Biz ne zaman namaz kılmaktan ayakları şişen Peygamber’in ümmeti olmayı unuttuk!?. Efendimiz -sallâllâhu aleyhi ve sellem-; canını, malını her türlü varlığını Allah yolunda harcamış, vefat ederken bir dirhem bile mîras bırakmamışken; biz ne zaman helâl-haram demeden mal biriktiren bir ümmet olduk!?. Hayâsı ve iffetiyle örnek nesiller yetiştiren anneler, bu keşmekeşte ne zaman evlâtlarını yitirdi!?.

Mâneviyat büyüklerinin, hayatı anlamlı kılmak gibi bir çabası vardır. Çünkü bu dünyada anlamlı bir hayat yaşamak, ebedî hayatta saâdete ermek her müslümanın hedefi olmalıdır. Bunun için nefsin terbiyesi ve ölüm tefekkürü, kalbî hayatımızın ihyâsında önemlidir. Ölüm her insanın başına gelecek bir sondur. Bu sona hazırlıklı olmak ise akıllı insanın harcıdır.

Her medeniyet, her kültür; kendi insan tipini inşâ eder. Dînimiz de; Kur’ân ve Sünnet medeniyetidir. Nâkıs insandan kâmil insanı inşâ eder. Peygamber Efendimiz -sallâllâhu aleyhi ve sellem-’i üsve-i hasene en güzel örnek olarak bize sunar. Dergâh-ı ilâhîde makbul insan, Efendimiz -sallâllâhu aleyhi ve sellem-’e en çok benzeyendir.

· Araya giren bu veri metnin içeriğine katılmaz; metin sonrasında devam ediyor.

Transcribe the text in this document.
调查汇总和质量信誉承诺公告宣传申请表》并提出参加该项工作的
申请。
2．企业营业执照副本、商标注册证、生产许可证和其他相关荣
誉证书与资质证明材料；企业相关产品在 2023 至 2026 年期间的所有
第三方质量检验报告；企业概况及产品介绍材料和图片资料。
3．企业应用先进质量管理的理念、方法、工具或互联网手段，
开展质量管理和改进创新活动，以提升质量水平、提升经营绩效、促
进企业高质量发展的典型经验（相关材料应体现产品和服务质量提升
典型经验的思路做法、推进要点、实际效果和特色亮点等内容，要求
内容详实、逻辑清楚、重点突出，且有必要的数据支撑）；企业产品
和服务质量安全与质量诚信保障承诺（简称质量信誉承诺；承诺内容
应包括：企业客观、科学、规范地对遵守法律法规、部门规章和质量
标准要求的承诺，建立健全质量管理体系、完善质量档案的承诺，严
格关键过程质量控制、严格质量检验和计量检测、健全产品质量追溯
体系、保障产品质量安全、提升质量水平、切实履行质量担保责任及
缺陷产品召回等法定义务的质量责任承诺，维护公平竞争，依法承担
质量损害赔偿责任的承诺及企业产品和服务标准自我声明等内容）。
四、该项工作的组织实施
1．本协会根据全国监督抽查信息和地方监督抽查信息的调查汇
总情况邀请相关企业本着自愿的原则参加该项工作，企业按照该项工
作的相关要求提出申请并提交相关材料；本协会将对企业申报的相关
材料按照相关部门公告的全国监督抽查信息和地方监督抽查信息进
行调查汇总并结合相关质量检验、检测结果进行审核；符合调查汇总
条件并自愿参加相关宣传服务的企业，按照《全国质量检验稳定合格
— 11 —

Hüdâyî Hazretleri’nin mısralarında olduğu gibi;

Yalancı dünyaya aldanma yahu,
Bu dernek dağılır, dîvan eğlenmez.
İki kapılı bir vîrânedir bu,
Bunda konan göçer, mihman eğlenmez.

Bedenin vatanı toprak, rûhun vatanı âlem-i ervahtır. Beden bir gün toprak olur, ruhlar Rabbine kavuşur.

Rabbimiz; Sana kavuştuğumuz günde yüzümüzü ak eyle! Yüreğimizdeki aşkınla Sana vâsıl olabilmeyi nasip eyle! Hak yolunda çekilen çilelere tahammül ve sabır gösteren Hak dostlarının hâlinden bizi hissedar eyle! Huzûruna getirileceğimiz gün bizi rezil rüsvay eyleme Rabbim! Âmîn…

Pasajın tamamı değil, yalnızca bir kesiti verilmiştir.